Lebaran Ketupat dimaksudkan sebagai penyempurna puasa Ramadan dengan puasa Syawal selama tujuh hari. Budaya yang tak luntur oleh zaman tersebut kini bisa terus untuk dinikmati. Baik dalam bentuk sudah matang atau baru sekedar bentuk Ketupat yang belum terisi, kini mulai dijual di beberapa pasar tradisional. Janur kuning, merupakan tempat penampung dari ketan ataupun beras.
Karena begitu besarnya antusias masyarakat yang hendak membeli, banyak pula pedagang di pasar Keputran  yang bukan asli pedagang janur, banting setir menjadi pedagang Ketupat. Hal ini tidak lepas dari untung yang di dapat cukup lumayan.
Hanifah, salah satu pedagang ayam potong yang menyambi dagang ketupat ikut meraup rezeki tambahan.
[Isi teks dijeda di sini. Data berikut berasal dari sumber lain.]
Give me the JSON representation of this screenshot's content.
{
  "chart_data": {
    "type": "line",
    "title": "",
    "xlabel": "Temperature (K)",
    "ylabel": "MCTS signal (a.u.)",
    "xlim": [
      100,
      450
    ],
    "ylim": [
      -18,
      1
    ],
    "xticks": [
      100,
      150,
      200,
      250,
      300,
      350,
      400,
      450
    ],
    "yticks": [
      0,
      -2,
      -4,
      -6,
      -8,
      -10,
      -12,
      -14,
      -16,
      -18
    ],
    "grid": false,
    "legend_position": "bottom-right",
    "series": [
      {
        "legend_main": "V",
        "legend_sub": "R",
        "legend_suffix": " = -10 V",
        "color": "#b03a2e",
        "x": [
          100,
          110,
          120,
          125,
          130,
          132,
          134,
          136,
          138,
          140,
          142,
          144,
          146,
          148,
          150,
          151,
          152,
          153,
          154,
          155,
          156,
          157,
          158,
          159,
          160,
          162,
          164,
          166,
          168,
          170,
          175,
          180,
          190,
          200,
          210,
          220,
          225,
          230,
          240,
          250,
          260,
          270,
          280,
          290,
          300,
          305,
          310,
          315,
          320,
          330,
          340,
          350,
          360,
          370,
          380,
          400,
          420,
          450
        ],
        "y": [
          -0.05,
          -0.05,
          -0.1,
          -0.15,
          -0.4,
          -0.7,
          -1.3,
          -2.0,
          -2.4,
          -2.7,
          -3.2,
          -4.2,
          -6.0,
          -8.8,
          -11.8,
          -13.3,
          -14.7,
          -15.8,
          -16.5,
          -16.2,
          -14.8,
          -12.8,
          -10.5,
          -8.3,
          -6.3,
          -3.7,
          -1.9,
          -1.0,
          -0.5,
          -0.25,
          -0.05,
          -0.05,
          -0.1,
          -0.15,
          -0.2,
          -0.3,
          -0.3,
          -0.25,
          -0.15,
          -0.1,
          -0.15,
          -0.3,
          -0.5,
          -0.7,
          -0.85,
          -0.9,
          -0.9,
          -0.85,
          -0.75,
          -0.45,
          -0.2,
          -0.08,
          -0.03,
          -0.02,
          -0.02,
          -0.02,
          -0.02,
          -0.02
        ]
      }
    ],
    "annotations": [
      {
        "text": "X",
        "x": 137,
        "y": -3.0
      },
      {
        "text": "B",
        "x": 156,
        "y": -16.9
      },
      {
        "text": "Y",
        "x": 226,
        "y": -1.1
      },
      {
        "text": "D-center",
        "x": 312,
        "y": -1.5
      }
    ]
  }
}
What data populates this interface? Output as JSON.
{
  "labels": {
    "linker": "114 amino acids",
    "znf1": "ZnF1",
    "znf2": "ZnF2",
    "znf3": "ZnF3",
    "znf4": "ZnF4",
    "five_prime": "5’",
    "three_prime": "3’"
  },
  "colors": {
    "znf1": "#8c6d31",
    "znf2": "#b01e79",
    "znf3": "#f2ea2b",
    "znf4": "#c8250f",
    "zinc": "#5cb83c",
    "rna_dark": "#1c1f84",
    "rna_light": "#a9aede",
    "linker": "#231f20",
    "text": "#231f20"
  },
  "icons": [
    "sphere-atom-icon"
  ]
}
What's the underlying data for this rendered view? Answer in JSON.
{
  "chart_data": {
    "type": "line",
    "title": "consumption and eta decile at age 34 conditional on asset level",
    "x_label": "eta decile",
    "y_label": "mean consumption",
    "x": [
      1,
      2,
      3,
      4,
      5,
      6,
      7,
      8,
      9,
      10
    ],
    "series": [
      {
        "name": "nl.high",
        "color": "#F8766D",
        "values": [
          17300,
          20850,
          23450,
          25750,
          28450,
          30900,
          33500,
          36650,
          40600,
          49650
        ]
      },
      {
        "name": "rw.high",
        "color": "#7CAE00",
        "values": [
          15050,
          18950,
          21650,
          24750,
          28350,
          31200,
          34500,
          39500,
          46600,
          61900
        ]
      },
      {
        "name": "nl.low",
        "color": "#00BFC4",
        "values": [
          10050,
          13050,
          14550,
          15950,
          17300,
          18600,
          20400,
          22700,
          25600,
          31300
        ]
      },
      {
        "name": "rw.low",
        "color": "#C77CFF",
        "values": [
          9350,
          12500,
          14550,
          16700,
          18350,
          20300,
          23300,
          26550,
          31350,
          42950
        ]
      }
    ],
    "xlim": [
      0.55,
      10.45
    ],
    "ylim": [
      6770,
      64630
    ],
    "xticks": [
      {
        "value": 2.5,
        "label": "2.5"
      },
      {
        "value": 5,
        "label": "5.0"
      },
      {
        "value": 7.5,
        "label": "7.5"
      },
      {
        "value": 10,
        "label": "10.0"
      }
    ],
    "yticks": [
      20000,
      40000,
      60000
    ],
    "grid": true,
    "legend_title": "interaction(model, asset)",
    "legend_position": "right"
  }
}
Karena dari penjualan janur yang belum dibentuk sudah memberikan untung, apalagi jika sudah dibuat bentuk ketupat dan untungnya bisa berlipat jika ketupat tersebut sudah matang.
” Lumayan mas, selain masyarakat belanja ayam yang dibuat opor juga berbelanja bentuk janur untuk dibuat ketupat sendiri. Atau belanja yang sudah di bentuk bahkan ada yang mencari yang sudah tinggal makan,” ujarnya wanita 39 tahun Minggu (3/8) kemarin ketika sambil membuat ketupat.
Ia menambahkan, meskipun lebaran Ketupat baru akan berlangsung pada Senin (4/8) hari ini, tapi penjualan janur kuning sudah mengalami peningkatan yang cukup banyak. Untuk janur kuning biasa dijual baik secara grosir maupun eceran.
” Umumnya janur kuning tersebut dapat kiriman dari Klakah, Lumajang ataupun dari Malang . Saya sudah melakukan pemesanan dari tanggal 30 kemarin. BIasanya 4-5 mobil pick up yang mengirim kemari. Dua atau tiga hari habis, ya saya pesan lagi dengan jumlah yang sama,” jelasnya.
Menurut Hanifah, masyarakat lebih memilih janur yang datang dari KLakah. Lumajang. Karena bentuk janurnya lebih panjang, dan bersayap lebar. Sedangkan kalau dari Malang ukurannya lebih kecil.
” Yang beli pilih dari Klakah mas, karena bentuknya lebih panjang dan lebar. Malang lebih kecil dari Klakah. Satu ikat itu, berisikan 1000 batang janur dengan harga Rp. 100 ribu sampai dengan Rp.130 ribu. Harga itu tergantung dari kualitas janur yang saya jual ke pembeli,” tuturnya.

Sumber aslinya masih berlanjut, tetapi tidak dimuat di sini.